Other issues and recommendations to be discussed as part of the Committee meeting include increase use and resourcing for multidisciplinary team alternatives to suspension, expulsion and reduced timetables, meaning rather than using a strategy of exclusion or suspension to discipline a student, we look at supporting children with complex needs with emotional counsellors, occupational therapists and speech and language therapists. Concrete policy and funding commitments are needed to build on the DEIS 2017 Action Plan commitment to expand multidisciplinary team supports to primary schools as alternatives to suspension.
The team will also recommend the expansion of DEIS school funding provision to add new DEIS schools without cutting existing DEIS schools; a national strategic commitment to the arts for social inclusion, involving after school services for marginalised groups; and a national strategic policy to recognise children’s geographies and support participatory outdoor learning for marginalised communities.
Details of Dr. Downes appearance at the Oireachtas Education committee are here.
About DCU Educational Disadvantage Centre
Founded in 2000 by the late Dr. Ann Louise Gilligan, the DCU Educational Disadvantage Centre, located in its Institute of Education, engages in interdisciplinary research, policy and practice regarding poverty and social inclusion in education at global, EU and national levels, as well as local community contexts.
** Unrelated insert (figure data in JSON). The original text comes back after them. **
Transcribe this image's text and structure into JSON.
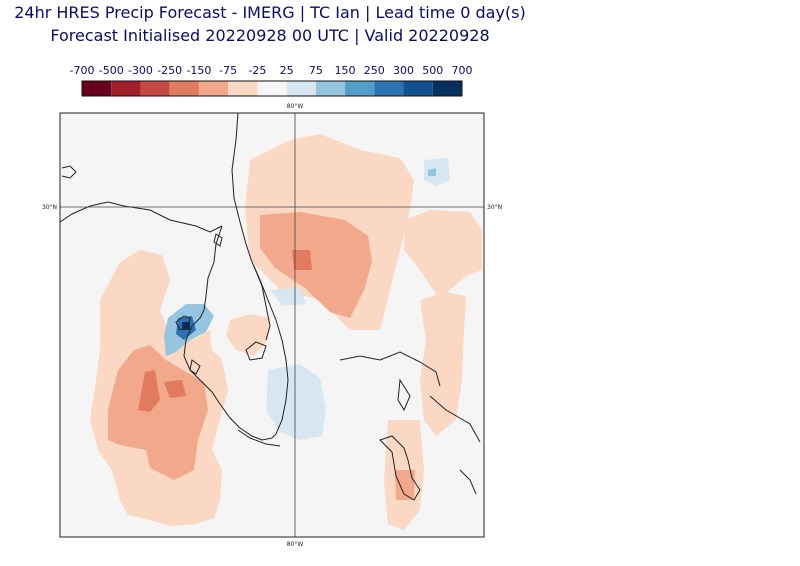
{
  "header": {
    "title_line1": "24hr HRES Precip Forecast - IMERG | TC Ian | Lead time 0 day(s)",
    "title_line2": "Forecast Initialised 20220928 00 UTC | Valid 20220928"
  },
  "colorbar": {
    "labels": [
      "-700",
      "-500",
      "-300",
      "-250",
      "-150",
      "-75",
      "-25",
      "25",
      "75",
      "150",
      "250",
      "300",
      "500",
      "700"
    ],
    "colors": [
      "#67001f",
      "#a2202b",
      "#c54a43",
      "#e07b5f",
      "#f2a98b",
      "#fbd8c4",
      "#f7f7f7",
      "#d6e7f1",
      "#95c5df",
      "#529ec8",
      "#2c72b0",
      "#15508e",
      "#053061"
    ]
  },
  "map": {
    "lon_labels": [
      "80°W",
      "80°W"
    ],
    "lat_labels": [
      "30°N",
      "30°N"
    ],
    "background": "#f5f5f5",
    "coast_color": "#222222"
  }
}
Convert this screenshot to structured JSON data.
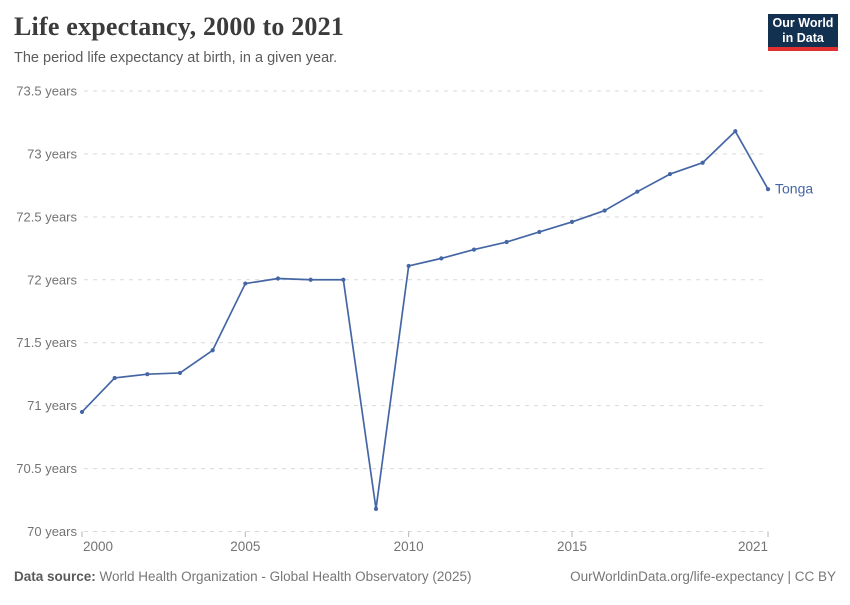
{
  "header": {
    "title": "Life expectancy, 2000 to 2021",
    "subtitle": "The period life expectancy at birth, in a given year."
  },
  "logo": {
    "line1": "Our World",
    "line2": "in Data",
    "bg_color": "#12304f",
    "accent_color": "#e03130"
  },
  "footer": {
    "source_label": "Data source:",
    "source_text": " World Health Organization - Global Health Observatory (2025)",
    "right_text": "OurWorldinData.org/life-expectancy | CC BY"
  },
  "chart_data": {
    "type": "line",
    "title": "Life expectancy, 2000 to 2021",
    "xlabel": "",
    "ylabel": "",
    "x": [
      2000,
      2001,
      2002,
      2003,
      2004,
      2005,
      2006,
      2007,
      2008,
      2009,
      2010,
      2011,
      2012,
      2013,
      2014,
      2015,
      2016,
      2017,
      2018,
      2019,
      2020,
      2021
    ],
    "series": [
      {
        "name": "Tonga",
        "color": "#4566a5",
        "values": [
          70.95,
          71.22,
          71.25,
          71.26,
          71.44,
          71.97,
          72.01,
          72.0,
          72.0,
          70.18,
          72.11,
          72.17,
          72.24,
          72.3,
          72.38,
          72.46,
          72.55,
          72.7,
          72.84,
          72.93,
          73.18,
          72.72
        ]
      }
    ],
    "xlim": [
      2000,
      2021
    ],
    "ylim": [
      70,
      73.5
    ],
    "ytick_step": 0.5,
    "ytick_suffix": " years",
    "xticks": [
      2000,
      2005,
      2010,
      2015,
      2021
    ],
    "grid": "horizontal-dashed",
    "grid_color": "#d9d9d9",
    "tick_color": "#b5b5b5",
    "axis_text_color": "#737373",
    "legend_position": "right-of-last-point",
    "markers": true
  }
}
Many of the Centre’s reports are published on the EU Commission’s School Education Gateway and have been cited in a range of official EU Policy documents in areas of early school leaving, key competences for lifelong learning, transitions, inclusive education and future of learning. The Centre has been involved in European comparative research projects on parental involvement for marginalised groups across 10 European cities, access to education across 12 countries and has led an EU Commission published report on inclusive systems in and around schools that devised a structural indicators self-evaluation tool for inclusive systems for schools and policy makers across Europe, officially translated by the EU Commission into 22 European languages, and published by the Commission.